A Tragic Joke


Everything is either suction or pressure. There is nothing else. Oh sure, they want you to believe it’s more complicated than that, but that’s just mind games they’ve created to trick you into surrendering your power and reason. I’d ought to know, I used to be a college professor. Though I never wrote my dissertation, I completed all the course work for a doctorate. But those are bitter memories, and I want to move onward and upward, toward the light of freedom in the present moment.

Suction draws us backwards, and pressure propels us forward. Sometimes you need both, other times only one. Hence the spiral, the form that describes all movement that’s not zigging or zagging. The famous Fibonacci sequence is but one form of spiral. The Golden Rectangle, the Pentagram of Opposite Resonance, the Four Sequences of Adequate Compensation, the Center of Nothing and Everything…these are the tools that should be taught in our schools from day one! But how many know of them?

Sometimes I feel like I should take drastic action, like one of those guys who barricades himself in a government office and claims to have a bomb strapped to his waist. If not me, who? If not now, when? If you’re not part of the solution, you’re part of the problem.

If I think it through, I can see that nothing more will come from such actions than me losing what little freedom I have left. I’ll be institutionalized, a kindly nurse handing me my pills every morning and watching carefully that I take them. “Open up,” she coos after I swallow, and then examines my mouth with a flashlight.

Some nights I lie awake and think I hear a humming sound coming from my window. Could it be a flying saucer hovering nearby? No, it’s simply the neighbor’s air conditioner. How I wish that it were a saucer, coming to take me home. Back to where I really belong, and have always belonged. This life of mine is a tragic mistake, a sick joke.

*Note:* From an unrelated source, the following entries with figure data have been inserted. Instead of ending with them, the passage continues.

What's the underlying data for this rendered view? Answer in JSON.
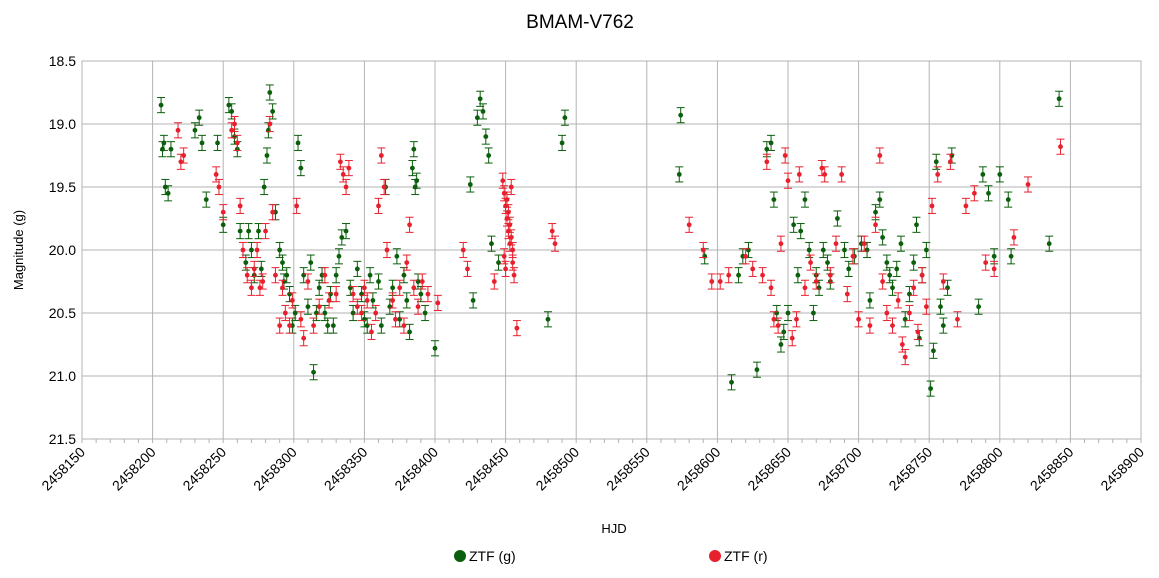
{
  "chart_data": {
    "type": "scatter",
    "title": "BMAM-V762",
    "xlabel": "HJD",
    "ylabel": "Magnitude (g)",
    "xlim": [
      2458150,
      2458900
    ],
    "ylim": [
      18.5,
      21.5
    ],
    "y_inverted": true,
    "grid": true,
    "legend_position": "bottom",
    "x_ticks": [
      "2458150",
      "2458200",
      "2458250",
      "2458300",
      "2458350",
      "2458400",
      "2458450",
      "2458500",
      "2458550",
      "2458600",
      "2458650",
      "2458700",
      "2458750",
      "2458800",
      "2458850",
      "2458900"
    ],
    "y_ticks": [
      "18.5",
      "19.0",
      "19.5",
      "20.0",
      "20.5",
      "21.0",
      "21.5"
    ],
    "series": [
      {
        "name": "ZTF (g)",
        "color": "#0b5e0b",
        "error": 0.06,
        "points": [
          [
            2458206,
            18.85
          ],
          [
            2458207,
            19.2
          ],
          [
            2458208,
            19.15
          ],
          [
            2458209,
            19.5
          ],
          [
            2458211,
            19.55
          ],
          [
            2458213,
            19.2
          ],
          [
            2458230,
            19.05
          ],
          [
            2458233,
            18.95
          ],
          [
            2458235,
            19.15
          ],
          [
            2458238,
            19.6
          ],
          [
            2458246,
            19.15
          ],
          [
            2458250,
            19.8
          ],
          [
            2458254,
            18.85
          ],
          [
            2458256,
            18.9
          ],
          [
            2458258,
            19.1
          ],
          [
            2458260,
            19.2
          ],
          [
            2458262,
            19.85
          ],
          [
            2458266,
            20.1
          ],
          [
            2458268,
            19.85
          ],
          [
            2458270,
            20.0
          ],
          [
            2458272,
            20.2
          ],
          [
            2458275,
            19.85
          ],
          [
            2458277,
            20.15
          ],
          [
            2458279,
            19.5
          ],
          [
            2458281,
            19.25
          ],
          [
            2458282,
            19.05
          ],
          [
            2458283,
            18.75
          ],
          [
            2458285,
            18.9
          ],
          [
            2458287,
            19.7
          ],
          [
            2458290,
            20.0
          ],
          [
            2458292,
            20.1
          ],
          [
            2458293,
            20.25
          ],
          [
            2458295,
            20.2
          ],
          [
            2458297,
            20.35
          ],
          [
            2458299,
            20.6
          ],
          [
            2458301,
            20.5
          ],
          [
            2458303,
            19.15
          ],
          [
            2458305,
            19.35
          ],
          [
            2458307,
            20.2
          ],
          [
            2458310,
            20.45
          ],
          [
            2458312,
            20.1
          ],
          [
            2458314,
            20.97
          ],
          [
            2458316,
            20.5
          ],
          [
            2458318,
            20.3
          ],
          [
            2458320,
            20.2
          ],
          [
            2458322,
            20.5
          ],
          [
            2458324,
            20.6
          ],
          [
            2458326,
            20.35
          ],
          [
            2458328,
            20.6
          ],
          [
            2458330,
            20.2
          ],
          [
            2458332,
            20.05
          ],
          [
            2458334,
            19.9
          ],
          [
            2458337,
            19.85
          ],
          [
            2458340,
            20.3
          ],
          [
            2458342,
            20.5
          ],
          [
            2458345,
            20.15
          ],
          [
            2458348,
            20.35
          ],
          [
            2458350,
            20.55
          ],
          [
            2458352,
            20.6
          ],
          [
            2458354,
            20.2
          ],
          [
            2458356,
            20.4
          ],
          [
            2458360,
            20.25
          ],
          [
            2458362,
            20.6
          ],
          [
            2458365,
            19.5
          ],
          [
            2458368,
            20.45
          ],
          [
            2458370,
            20.3
          ],
          [
            2458373,
            20.05
          ],
          [
            2458375,
            20.55
          ],
          [
            2458378,
            20.2
          ],
          [
            2458380,
            20.4
          ],
          [
            2458382,
            20.65
          ],
          [
            2458384,
            19.35
          ],
          [
            2458385,
            19.2
          ],
          [
            2458386,
            19.5
          ],
          [
            2458387,
            19.45
          ],
          [
            2458388,
            20.25
          ],
          [
            2458390,
            20.35
          ],
          [
            2458393,
            20.5
          ],
          [
            2458400,
            20.78
          ],
          [
            2458425,
            19.48
          ],
          [
            2458427,
            20.4
          ],
          [
            2458430,
            18.95
          ],
          [
            2458432,
            18.8
          ],
          [
            2458434,
            18.9
          ],
          [
            2458436,
            19.1
          ],
          [
            2458438,
            19.25
          ],
          [
            2458440,
            19.95
          ],
          [
            2458445,
            20.1
          ],
          [
            2458480,
            20.55
          ],
          [
            2458490,
            19.15
          ],
          [
            2458492,
            18.95
          ],
          [
            2458573,
            19.4
          ],
          [
            2458574,
            18.93
          ],
          [
            2458591,
            20.05
          ],
          [
            2458610,
            21.05
          ],
          [
            2458615,
            20.2
          ],
          [
            2458618,
            20.05
          ],
          [
            2458622,
            20.0
          ],
          [
            2458628,
            20.95
          ],
          [
            2458635,
            19.2
          ],
          [
            2458638,
            19.15
          ],
          [
            2458640,
            19.6
          ],
          [
            2458642,
            20.5
          ],
          [
            2458645,
            20.75
          ],
          [
            2458647,
            20.65
          ],
          [
            2458650,
            20.5
          ],
          [
            2458654,
            19.8
          ],
          [
            2458657,
            20.2
          ],
          [
            2458659,
            19.85
          ],
          [
            2458662,
            19.6
          ],
          [
            2458665,
            20.0
          ],
          [
            2458668,
            20.5
          ],
          [
            2458670,
            20.2
          ],
          [
            2458672,
            20.3
          ],
          [
            2458675,
            20.0
          ],
          [
            2458678,
            20.1
          ],
          [
            2458680,
            20.25
          ],
          [
            2458685,
            19.75
          ],
          [
            2458690,
            20.0
          ],
          [
            2458693,
            20.15
          ],
          [
            2458697,
            20.05
          ],
          [
            2458702,
            19.95
          ],
          [
            2458706,
            20.0
          ],
          [
            2458708,
            20.4
          ],
          [
            2458712,
            19.7
          ],
          [
            2458715,
            19.6
          ],
          [
            2458717,
            19.9
          ],
          [
            2458720,
            20.1
          ],
          [
            2458722,
            20.2
          ],
          [
            2458724,
            20.3
          ],
          [
            2458727,
            20.15
          ],
          [
            2458730,
            19.95
          ],
          [
            2458733,
            20.55
          ],
          [
            2458736,
            20.35
          ],
          [
            2458739,
            20.1
          ],
          [
            2458741,
            19.8
          ],
          [
            2458743,
            20.7
          ],
          [
            2458745,
            20.2
          ],
          [
            2458748,
            20.0
          ],
          [
            2458751,
            21.1
          ],
          [
            2458753,
            20.8
          ],
          [
            2458755,
            19.3
          ],
          [
            2458758,
            20.45
          ],
          [
            2458760,
            20.6
          ],
          [
            2458763,
            20.3
          ],
          [
            2458766,
            19.25
          ],
          [
            2458785,
            20.45
          ],
          [
            2458788,
            19.4
          ],
          [
            2458792,
            19.55
          ],
          [
            2458796,
            20.05
          ],
          [
            2458800,
            19.4
          ],
          [
            2458806,
            19.6
          ],
          [
            2458808,
            20.05
          ],
          [
            2458835,
            19.95
          ],
          [
            2458842,
            18.8
          ]
        ]
      },
      {
        "name": "ZTF (r)",
        "color": "#e8202e",
        "error": 0.06,
        "points": [
          [
            2458218,
            19.05
          ],
          [
            2458220,
            19.3
          ],
          [
            2458222,
            19.25
          ],
          [
            2458245,
            19.4
          ],
          [
            2458247,
            19.5
          ],
          [
            2458250,
            19.7
          ],
          [
            2458256,
            19.05
          ],
          [
            2458258,
            19.0
          ],
          [
            2458260,
            19.15
          ],
          [
            2458262,
            19.65
          ],
          [
            2458264,
            20.0
          ],
          [
            2458267,
            20.2
          ],
          [
            2458270,
            20.3
          ],
          [
            2458272,
            20.15
          ],
          [
            2458274,
            20.0
          ],
          [
            2458276,
            20.3
          ],
          [
            2458278,
            20.25
          ],
          [
            2458280,
            19.85
          ],
          [
            2458283,
            19.0
          ],
          [
            2458285,
            19.7
          ],
          [
            2458287,
            20.2
          ],
          [
            2458290,
            20.6
          ],
          [
            2458292,
            20.3
          ],
          [
            2458294,
            20.5
          ],
          [
            2458297,
            20.6
          ],
          [
            2458299,
            20.4
          ],
          [
            2458302,
            19.65
          ],
          [
            2458305,
            20.55
          ],
          [
            2458307,
            20.7
          ],
          [
            2458310,
            20.25
          ],
          [
            2458314,
            20.6
          ],
          [
            2458318,
            20.45
          ],
          [
            2458322,
            20.2
          ],
          [
            2458325,
            20.4
          ],
          [
            2458330,
            20.35
          ],
          [
            2458333,
            19.3
          ],
          [
            2458335,
            19.4
          ],
          [
            2458337,
            19.5
          ],
          [
            2458339,
            19.35
          ],
          [
            2458342,
            20.35
          ],
          [
            2458345,
            20.45
          ],
          [
            2458348,
            20.5
          ],
          [
            2458350,
            20.3
          ],
          [
            2458352,
            20.4
          ],
          [
            2458355,
            20.65
          ],
          [
            2458358,
            20.5
          ],
          [
            2458360,
            19.65
          ],
          [
            2458362,
            19.25
          ],
          [
            2458364,
            19.5
          ],
          [
            2458366,
            20.0
          ],
          [
            2458370,
            20.4
          ],
          [
            2458372,
            20.55
          ],
          [
            2458375,
            20.3
          ],
          [
            2458378,
            20.6
          ],
          [
            2458380,
            20.1
          ],
          [
            2458382,
            19.8
          ],
          [
            2458385,
            20.3
          ],
          [
            2458388,
            20.45
          ],
          [
            2458391,
            20.25
          ],
          [
            2458395,
            20.35
          ],
          [
            2458402,
            20.42
          ],
          [
            2458420,
            20.0
          ],
          [
            2458423,
            20.15
          ],
          [
            2458442,
            20.25
          ],
          [
            2458448,
            19.45
          ],
          [
            2458449,
            19.55
          ],
          [
            2458450,
            19.65
          ],
          [
            2458451,
            19.75
          ],
          [
            2458452,
            19.85
          ],
          [
            2458453,
            19.95
          ],
          [
            2458449,
            20.05
          ],
          [
            2458450,
            20.15
          ],
          [
            2458451,
            19.6
          ],
          [
            2458452,
            19.7
          ],
          [
            2458453,
            19.8
          ],
          [
            2458454,
            19.9
          ],
          [
            2458455,
            20.0
          ],
          [
            2458455,
            20.1
          ],
          [
            2458456,
            20.2
          ],
          [
            2458454,
            19.5
          ],
          [
            2458458,
            20.62
          ],
          [
            2458483,
            19.85
          ],
          [
            2458485,
            19.95
          ],
          [
            2458580,
            19.8
          ],
          [
            2458590,
            20.0
          ],
          [
            2458596,
            20.25
          ],
          [
            2458602,
            20.25
          ],
          [
            2458608,
            20.2
          ],
          [
            2458620,
            20.05
          ],
          [
            2458625,
            20.15
          ],
          [
            2458632,
            20.2
          ],
          [
            2458635,
            19.3
          ],
          [
            2458638,
            20.3
          ],
          [
            2458640,
            20.55
          ],
          [
            2458643,
            20.6
          ],
          [
            2458645,
            19.95
          ],
          [
            2458648,
            19.25
          ],
          [
            2458650,
            19.45
          ],
          [
            2458653,
            20.7
          ],
          [
            2458656,
            20.55
          ],
          [
            2458658,
            19.4
          ],
          [
            2458662,
            20.3
          ],
          [
            2458666,
            20.1
          ],
          [
            2458670,
            20.25
          ],
          [
            2458674,
            19.35
          ],
          [
            2458676,
            19.4
          ],
          [
            2458680,
            20.2
          ],
          [
            2458684,
            19.95
          ],
          [
            2458688,
            19.4
          ],
          [
            2458692,
            20.35
          ],
          [
            2458696,
            20.05
          ],
          [
            2458700,
            20.55
          ],
          [
            2458704,
            19.95
          ],
          [
            2458708,
            20.6
          ],
          [
            2458712,
            19.8
          ],
          [
            2458715,
            19.25
          ],
          [
            2458717,
            20.25
          ],
          [
            2458720,
            20.5
          ],
          [
            2458724,
            20.6
          ],
          [
            2458728,
            20.4
          ],
          [
            2458731,
            20.75
          ],
          [
            2458733,
            20.85
          ],
          [
            2458736,
            20.5
          ],
          [
            2458739,
            20.3
          ],
          [
            2458742,
            20.65
          ],
          [
            2458745,
            20.2
          ],
          [
            2458748,
            20.45
          ],
          [
            2458752,
            19.65
          ],
          [
            2458756,
            19.4
          ],
          [
            2458760,
            20.25
          ],
          [
            2458765,
            19.3
          ],
          [
            2458770,
            20.55
          ],
          [
            2458776,
            19.65
          ],
          [
            2458782,
            19.55
          ],
          [
            2458790,
            20.1
          ],
          [
            2458796,
            20.15
          ],
          [
            2458810,
            19.9
          ],
          [
            2458820,
            19.48
          ],
          [
            2458843,
            19.18
          ]
        ]
      }
    ]
  }
}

Something’s got to give, right? Maybe not. Maybe nothing changes for the better. Maybe the future is just more of the same, only gradually worse. If that’s the case, I don’t want to hang around. Maybe I should buy one of those AR-15 rifles they sell at Wal-Mart and go down in a blaze of glory. Come and get me coppers! Top of the world, Ma!

The thing I like about Wal-Mart is that nobody’s any better than anybody else. It’s a level playing field. We’re all just Wal-Mart shoppers. The people that work there are nobody special. You’ll find a sixty year-old man who used to own the hardware store in town that was put out of business after Wal-Mart came and undercut with lower prices on the only items that were making him any money. After his store failed, which had been in business for three generations, he went to work for Wal-Mart, making minimum wage, and being supervised by a nineteen-year-old management trainee who didn’t know anything about hardware, or how to fix things. It’s the perfect metaphor for America. And here I am, who paid graduate school tuition and almost broke even by teaching undergraduate introductory courses to nineteen-year-olds who had the attention span of gnats, sitting at the snack bar, wondering why I’m still sucking air.

Wal-Mart is all of us. It’s the greeter who hands us our cart and wears a blue name badge that reads “Hi, I’m Carl!” Carl would rather be here than sitting in front of the TV at home, watching reruns of Gilligan’s Island. Besides, he’s already seen every episode twice.

I’m too intelligent to watch TV. It doesn’t hold my attention. TV shows are made for people at the mental age of twelve. If you have the mental age of a seven or eight-year-old, then you might find TV show challenging and somewhat profound. If you can actually read and write, you’re out of luck. As TV star Carol Burnett once said in reply to those who criticize the low level of TV, “Television is for shut-ins, for people in nursing homes and hospitals. If you’re not in that group, then why aren’t you out doing something productive with your health and intelligence?”

She did all right for herself. I’d like to think I still have time to break through whatever has been holding me back. I was not put here by mistake. There is a plan for me, though it’s unfolding so slowly I haven’t been able to notice, much less learn much about it.

Is it cold in here or is it just me? I’m covered in goose bumps. One moment I’m freezing, the next I’m sweating buckets. I’m worried that it’s a electromagnetic ray they’re beaming from satellites. It’s the way they brought down the World Trade Center in 9/11. Dustification. Doctor Judy Wood. Read about it. The people who jumped out the windows were in agony from the ray. We’ve had this technology since the 1990’s. I don’t know why they would be targeting me, but then there are a lot of things a guy like me isn’t privy to. I don’t travel in the right circles.